Смотри, какой мудак. Но он прав. Что это я, умирать здесь собралась? Нет, мне надо выжить, чтобы потом засадить этого подонка.
— Окей. Тогда я, по-моему, заболела. Мне бы градусник, таблеточек, горячего чая с медом и лимоном. Идеально — с малиной. Домашней лапши с гренками и телевизор, — озвучиваю свои желания.
— Свобода, дарованная женщине, превращается в диктатуру, — снова усмехается.
— Тоже Бальзак? — прищуриваюсь я.
— Ницше, — разворачивается, уходит.
Смотри, какой начитанный. Жаль, мудак.
Снова прикрываю глаза.
Гордей возвращается через десять минут, занося на подносе кружку с чем-то горячим, градусник и пару блистеров с таблетками.

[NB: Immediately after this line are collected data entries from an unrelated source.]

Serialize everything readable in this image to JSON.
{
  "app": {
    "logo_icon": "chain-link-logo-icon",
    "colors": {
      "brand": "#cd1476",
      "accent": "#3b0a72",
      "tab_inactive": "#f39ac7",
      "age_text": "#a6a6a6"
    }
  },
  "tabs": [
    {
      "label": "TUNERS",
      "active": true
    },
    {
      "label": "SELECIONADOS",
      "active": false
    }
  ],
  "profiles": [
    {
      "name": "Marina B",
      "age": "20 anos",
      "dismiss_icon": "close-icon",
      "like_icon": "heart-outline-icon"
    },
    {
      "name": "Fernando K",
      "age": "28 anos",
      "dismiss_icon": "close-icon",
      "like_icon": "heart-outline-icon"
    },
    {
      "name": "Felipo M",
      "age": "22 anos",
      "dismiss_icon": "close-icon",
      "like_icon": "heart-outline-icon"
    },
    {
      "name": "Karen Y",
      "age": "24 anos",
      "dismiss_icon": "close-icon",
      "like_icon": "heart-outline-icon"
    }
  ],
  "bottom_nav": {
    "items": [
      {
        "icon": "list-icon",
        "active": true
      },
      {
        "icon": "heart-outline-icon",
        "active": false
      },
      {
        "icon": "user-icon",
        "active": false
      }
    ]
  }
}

— Чай пока только с сахаром, — ставит поднос на тумбу рядом со мной. — Все остальные запросы немного позже.
— Волк, скрывающийся под овечьей шкурой, все равно остается волком, — говорю вместо благодарности, садясь выше и опираясь на спинку кровати.
— Ну спасибо, что я волк, а не шакал, — снова усмехается и садится в кресло. — И хорошо, что ты начала понимать, что не надо меня недооценивать и принимать снисходительность за слабость.